Triangular nanoparticles made from gold could prove useful photothermal agents in cancer treatment because of their plasmonic properties. But synthesizing these materials typically requires harsh conditions. Now researchers from Tokyo Institute of Technology in Japan, University of Leeds in the UK, and Chung-Ang University in Korea have shown that biological molecules known as peptides can be used to synthesize nanoplates under mild conditions [Tanaka et al., Acta Biomaterialia 131 (2021) 519-531, https://doi.org/10.1016/j.actbio.2021.06.010].
“We have developed a technique for preparing triangular gold nanoplates,” explains Masayoshi Tanaka. “In the one-pot synthetic process, a gold salt, HAuCl4, is mixed with a peptide named B3 at room temperature.”
Gold nanoparticles, especially nanorods, nanoshells and nanoplates, absorb strongly in the near-infrared (NIR) region of the spectrum, generating localized heat. Since NIR light can pass readily through tissue, and gold is both stable and non-toxic, these nanostructures are very promising for cancer photothermal therapy, where localized heating is used to kill tumor cells. However, current synthesis routes for these structures, including nanoplates, rely on highly toxic surfactants to control the morphology, which must be removed before use.
“In this study, we investigated much milder conditions conducive to synthesizing triangular gold nanoplates using our B3 peptide,” says Tanaka. “All reagents are combined in a single reaction vessel in a so-called ‘one-pot’ synthesis.

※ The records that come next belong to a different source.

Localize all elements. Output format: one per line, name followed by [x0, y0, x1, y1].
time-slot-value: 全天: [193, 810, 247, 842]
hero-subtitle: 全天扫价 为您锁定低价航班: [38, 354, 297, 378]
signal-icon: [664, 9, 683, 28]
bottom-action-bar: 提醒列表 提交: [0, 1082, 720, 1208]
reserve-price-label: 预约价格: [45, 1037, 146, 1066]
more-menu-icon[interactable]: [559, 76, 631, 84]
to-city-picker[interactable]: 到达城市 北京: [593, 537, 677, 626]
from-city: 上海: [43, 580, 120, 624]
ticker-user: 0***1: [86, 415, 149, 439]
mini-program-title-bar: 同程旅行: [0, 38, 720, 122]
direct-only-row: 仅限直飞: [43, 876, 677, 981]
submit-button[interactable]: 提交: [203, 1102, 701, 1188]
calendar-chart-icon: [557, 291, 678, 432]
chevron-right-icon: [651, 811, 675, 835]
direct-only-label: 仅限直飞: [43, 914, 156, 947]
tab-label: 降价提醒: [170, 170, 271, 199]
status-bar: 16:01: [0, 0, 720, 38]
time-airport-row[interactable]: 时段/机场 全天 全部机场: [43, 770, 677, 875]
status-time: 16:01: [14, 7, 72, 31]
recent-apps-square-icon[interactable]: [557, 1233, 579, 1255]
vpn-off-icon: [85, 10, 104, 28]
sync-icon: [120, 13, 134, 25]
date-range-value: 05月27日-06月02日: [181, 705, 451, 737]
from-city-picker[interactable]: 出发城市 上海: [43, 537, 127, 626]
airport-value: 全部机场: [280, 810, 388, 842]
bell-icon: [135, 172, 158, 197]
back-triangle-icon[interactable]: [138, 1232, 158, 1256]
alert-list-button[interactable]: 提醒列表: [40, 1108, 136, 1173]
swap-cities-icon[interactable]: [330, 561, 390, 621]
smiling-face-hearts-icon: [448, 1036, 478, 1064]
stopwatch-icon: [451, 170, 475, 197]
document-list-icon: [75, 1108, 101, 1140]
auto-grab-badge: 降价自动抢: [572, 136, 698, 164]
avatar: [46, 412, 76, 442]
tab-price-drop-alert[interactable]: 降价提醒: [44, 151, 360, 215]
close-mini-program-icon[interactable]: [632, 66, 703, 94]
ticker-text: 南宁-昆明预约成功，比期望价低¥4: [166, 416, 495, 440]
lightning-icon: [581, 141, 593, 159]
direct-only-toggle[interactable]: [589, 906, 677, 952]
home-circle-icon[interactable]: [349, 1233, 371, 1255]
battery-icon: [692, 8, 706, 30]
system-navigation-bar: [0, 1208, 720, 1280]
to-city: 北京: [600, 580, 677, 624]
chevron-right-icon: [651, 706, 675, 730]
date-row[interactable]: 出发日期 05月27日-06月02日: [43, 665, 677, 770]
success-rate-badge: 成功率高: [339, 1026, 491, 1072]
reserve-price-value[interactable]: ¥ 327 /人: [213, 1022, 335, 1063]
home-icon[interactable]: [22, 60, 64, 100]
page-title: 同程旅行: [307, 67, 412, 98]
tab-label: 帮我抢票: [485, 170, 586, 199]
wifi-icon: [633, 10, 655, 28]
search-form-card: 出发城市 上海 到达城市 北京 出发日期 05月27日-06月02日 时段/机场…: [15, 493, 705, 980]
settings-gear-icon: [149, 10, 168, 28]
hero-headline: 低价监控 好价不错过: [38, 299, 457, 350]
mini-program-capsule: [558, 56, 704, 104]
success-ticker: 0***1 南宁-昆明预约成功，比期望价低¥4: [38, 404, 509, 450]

The researchers screened many potential peptides showing catalytic behavior for the synthesis of gold nanoparticles before settling on the B3 peptide. The resulting simple process, which is carried out in a buffer solution at neutral pH, produces triangular and circular gold nanoplates with different levels of NIR absorption, depending on the peptide concentration.
“This synthesis route is a simpler, safer and more eco-friendly protocol for gold nanoplate synthesis. We believe that this approach could also be used to produce other nanomaterials,” adds Tanaka.
Currently, however, the yield of the process is low and a relatively large size distribution of nanoplates is produced (from around 40 nm to over 90 nm). Although this is problematic for applications, the researchers believe that better understanding of the process will bring improved morphological control.
But the approach can isolate peptide sequences for the synthesis of various other types of functional nanomaterial or particle as well. The team has already isolated some peptides for the synthesis of silver nanoparticles and the magnetic alloy, CoPt [Tanaka et al., Int. J. Mol. Sci. 21 (2020) 2377, https://doi.org/10.3390/ijms21072377; Jarrald et al., Bioconjugate Chem. 31 (2020) 1981, https://doi.org/10.1021/acs.bioconjchem.0c00348] and are confident that there could be more.
Schematic of the one-pot synthesis of gold nanoplates, for cancer photothermal therapy, using peptides at room temperature.